As one of the most important neurochemicals in biological systems, ascorbate plays vital roles in many physiological and pathological processes. In order to understand the roles of ascorbate in the pathological process of tinnitus, this study demonstrates an in vivo method for real time monitoring of the changes of ascorbate level in the cochlear perilymph of guinea pigs during the acute period of tinnitus induced by local microinfusion of salicylate with carbon fiber microelectrodes (CFMEs) modified with multiwalled carbon nanotubes (MWNTs). To accomplish in vivo electrochemical monitoring of ascorbate in the microenvironment of the cochlear perilymph, the MWNT-modified CFME is used as working electrode, a microsized Ag/AgCl is used as reference electrode, and Pt wire is used as counter electrode. Three electrodes are combined together around a capillary to form integrated capillary-electrodes. The integrated capillary-electrode is carefully implanted into the cochlear perilymph of guinea pigs and used both for externally microinfusing of salicylate into the cochlear perilymph and for real time monitoring of the change of ascorbate levels. The in vivo voltammetric method based on the integrated capillary-electrodes possesses a high selectivity and a good linearity for ascorbate determination in the cochlear perilymph of guinea pigs. With such a method, the basal level of cochlear perilymph ascorbate is determined to be 45.0 ± 5.1 μM (n = 6). The microinfusion of 10 mM salicylate (1 μL/min, 5 min) into the cochlear decreases the ascorbate level to 28 ± 10% of the basal level (n = 6) with a statistical significance (P < 0.05), implying that the decrease in ascorbate level in the cochlear may be associated with salicylate-induced tinnitus.
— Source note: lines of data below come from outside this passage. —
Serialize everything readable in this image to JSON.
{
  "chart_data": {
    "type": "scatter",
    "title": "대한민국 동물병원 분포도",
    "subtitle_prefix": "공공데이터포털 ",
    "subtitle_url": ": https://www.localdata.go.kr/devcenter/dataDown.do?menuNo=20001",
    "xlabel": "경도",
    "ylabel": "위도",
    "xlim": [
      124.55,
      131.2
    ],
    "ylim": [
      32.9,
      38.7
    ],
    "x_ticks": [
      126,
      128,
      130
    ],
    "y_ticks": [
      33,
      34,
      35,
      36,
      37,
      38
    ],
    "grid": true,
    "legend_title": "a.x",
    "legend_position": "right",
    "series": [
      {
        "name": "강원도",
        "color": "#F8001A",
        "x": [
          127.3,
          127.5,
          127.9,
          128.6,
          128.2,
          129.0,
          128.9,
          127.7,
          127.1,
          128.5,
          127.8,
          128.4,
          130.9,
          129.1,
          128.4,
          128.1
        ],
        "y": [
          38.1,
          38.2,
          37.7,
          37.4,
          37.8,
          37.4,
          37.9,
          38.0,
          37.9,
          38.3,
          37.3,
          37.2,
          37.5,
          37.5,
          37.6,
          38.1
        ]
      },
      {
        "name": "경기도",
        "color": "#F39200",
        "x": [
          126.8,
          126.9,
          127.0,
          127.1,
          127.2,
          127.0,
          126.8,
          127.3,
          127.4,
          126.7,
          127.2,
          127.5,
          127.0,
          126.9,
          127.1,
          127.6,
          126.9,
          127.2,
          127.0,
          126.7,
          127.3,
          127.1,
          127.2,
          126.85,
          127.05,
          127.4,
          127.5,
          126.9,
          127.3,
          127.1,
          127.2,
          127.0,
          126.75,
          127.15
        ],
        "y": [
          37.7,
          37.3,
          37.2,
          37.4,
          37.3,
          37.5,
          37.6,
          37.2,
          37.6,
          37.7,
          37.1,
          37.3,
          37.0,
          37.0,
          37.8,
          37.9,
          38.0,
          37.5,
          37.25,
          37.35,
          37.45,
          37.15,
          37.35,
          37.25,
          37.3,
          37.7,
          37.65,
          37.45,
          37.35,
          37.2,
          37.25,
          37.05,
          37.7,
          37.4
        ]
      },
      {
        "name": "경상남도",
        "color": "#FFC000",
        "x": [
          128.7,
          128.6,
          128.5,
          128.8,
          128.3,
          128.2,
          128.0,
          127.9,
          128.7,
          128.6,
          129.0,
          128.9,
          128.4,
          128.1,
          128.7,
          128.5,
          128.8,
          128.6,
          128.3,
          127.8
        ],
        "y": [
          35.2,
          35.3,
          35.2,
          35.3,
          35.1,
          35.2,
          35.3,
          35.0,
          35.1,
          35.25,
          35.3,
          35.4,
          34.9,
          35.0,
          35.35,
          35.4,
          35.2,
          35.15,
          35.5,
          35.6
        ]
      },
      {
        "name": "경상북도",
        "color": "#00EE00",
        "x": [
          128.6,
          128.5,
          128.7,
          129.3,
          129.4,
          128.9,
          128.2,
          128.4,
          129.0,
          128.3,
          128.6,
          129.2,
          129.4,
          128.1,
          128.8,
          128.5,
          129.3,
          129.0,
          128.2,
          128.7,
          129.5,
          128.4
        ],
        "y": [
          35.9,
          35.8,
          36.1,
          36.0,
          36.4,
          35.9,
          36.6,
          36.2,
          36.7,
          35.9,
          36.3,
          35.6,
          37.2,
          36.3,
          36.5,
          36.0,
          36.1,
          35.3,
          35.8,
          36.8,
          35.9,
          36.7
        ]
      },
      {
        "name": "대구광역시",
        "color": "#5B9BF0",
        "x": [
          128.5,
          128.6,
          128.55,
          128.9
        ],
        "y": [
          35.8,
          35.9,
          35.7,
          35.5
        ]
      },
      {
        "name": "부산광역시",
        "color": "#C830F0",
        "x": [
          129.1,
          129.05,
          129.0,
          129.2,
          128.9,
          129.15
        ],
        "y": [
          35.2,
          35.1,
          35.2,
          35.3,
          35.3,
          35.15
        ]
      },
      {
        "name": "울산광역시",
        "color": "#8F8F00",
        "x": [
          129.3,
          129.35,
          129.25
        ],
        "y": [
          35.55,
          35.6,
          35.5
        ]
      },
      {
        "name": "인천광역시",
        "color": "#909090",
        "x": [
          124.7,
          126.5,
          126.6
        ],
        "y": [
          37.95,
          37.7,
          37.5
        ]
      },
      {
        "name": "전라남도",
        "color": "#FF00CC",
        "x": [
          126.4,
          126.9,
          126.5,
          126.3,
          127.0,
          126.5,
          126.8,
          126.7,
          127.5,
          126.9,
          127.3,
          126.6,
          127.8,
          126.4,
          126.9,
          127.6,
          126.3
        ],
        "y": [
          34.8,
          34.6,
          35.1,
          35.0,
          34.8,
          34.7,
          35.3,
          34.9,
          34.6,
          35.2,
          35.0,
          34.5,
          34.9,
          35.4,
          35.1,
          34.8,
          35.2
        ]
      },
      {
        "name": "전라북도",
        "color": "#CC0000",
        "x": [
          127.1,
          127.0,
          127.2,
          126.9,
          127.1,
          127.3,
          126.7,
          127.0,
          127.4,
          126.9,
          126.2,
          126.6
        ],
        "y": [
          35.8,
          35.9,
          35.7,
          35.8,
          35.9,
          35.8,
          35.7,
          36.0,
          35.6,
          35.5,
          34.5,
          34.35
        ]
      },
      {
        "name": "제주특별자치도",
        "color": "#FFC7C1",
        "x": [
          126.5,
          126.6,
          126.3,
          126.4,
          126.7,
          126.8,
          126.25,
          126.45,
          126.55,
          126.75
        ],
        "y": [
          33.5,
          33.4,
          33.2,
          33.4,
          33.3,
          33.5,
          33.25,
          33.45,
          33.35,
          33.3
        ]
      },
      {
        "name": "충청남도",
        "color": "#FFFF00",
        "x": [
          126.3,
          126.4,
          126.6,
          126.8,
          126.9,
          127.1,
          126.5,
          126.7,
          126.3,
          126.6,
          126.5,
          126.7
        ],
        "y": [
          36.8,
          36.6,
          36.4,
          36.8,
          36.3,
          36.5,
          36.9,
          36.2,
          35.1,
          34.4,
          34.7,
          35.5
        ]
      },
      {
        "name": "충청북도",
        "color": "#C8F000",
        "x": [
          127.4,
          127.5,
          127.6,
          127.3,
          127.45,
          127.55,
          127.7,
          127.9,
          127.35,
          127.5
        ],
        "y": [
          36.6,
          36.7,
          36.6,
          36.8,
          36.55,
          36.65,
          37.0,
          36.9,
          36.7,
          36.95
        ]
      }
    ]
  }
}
This study essentially offers a new method for in vivo monitoring of the cochlear perilymph ascorbate following the salicylate-induced tinnitus and can thus be useful for investigation on chemical essences involved in tinnitus.
作为生物系统中最重要的神经化学物质之一,抗坏血酸在许多生理和病理过程中发挥着至关重要的作用。为了了解抗坏血酸在水杨酸盐诱导的耳鸣病理过程中的作用,本研究采用碳纤维微电极(CFMEs)修饰的多壁碳纳米管(MWNTs),通过体内实时监测水杨酸盐局部微灌注诱导的豚鼠耳蜗外淋巴中抗坏血酸水平的变化,展示了一种体内方法。为了实现耳蜗外淋巴微环境中抗坏血酸的体内电化学监测,将 MWNT 修饰的 CFME 用作工作电极,将微尺寸的 Ag/AgCl 用作参比电极,将 Pt 丝用作对电极。三个电极一起围绕在毛细管周围形成集成毛细管电极。将集成毛细管电极小心地植入豚鼠耳蜗外淋巴中,用于将水杨酸盐外部微灌注到耳蜗外淋巴中,并实时监测抗坏血酸水平的变化。基于集成毛细管电极的体内伏安法对豚鼠耳蜗外淋巴中的抗坏血酸具有高选择性和良好的线性关系。使用这种方法,确定豚鼠耳蜗外淋巴中的基础抗坏血酸水平为 45.0 ± 5.1 μM(n = 6)。将 10 mM 水杨酸盐(1 μL/min,5 min)微灌注到耳蜗中,将抗坏血酸水平降低至基础水平的 28 ± 10%(n = 6),具有统计学意义(P <0.05),这表明耳蜗中抗坏血酸水平的降低可能与水杨酸盐诱导的耳鸣有关。本研究为水杨酸盐诱导的耳鸣后耳蜗外淋巴中抗坏血酸的体内监测提供了一种新方法,因此可用于耳鸣相关化学本质的研究。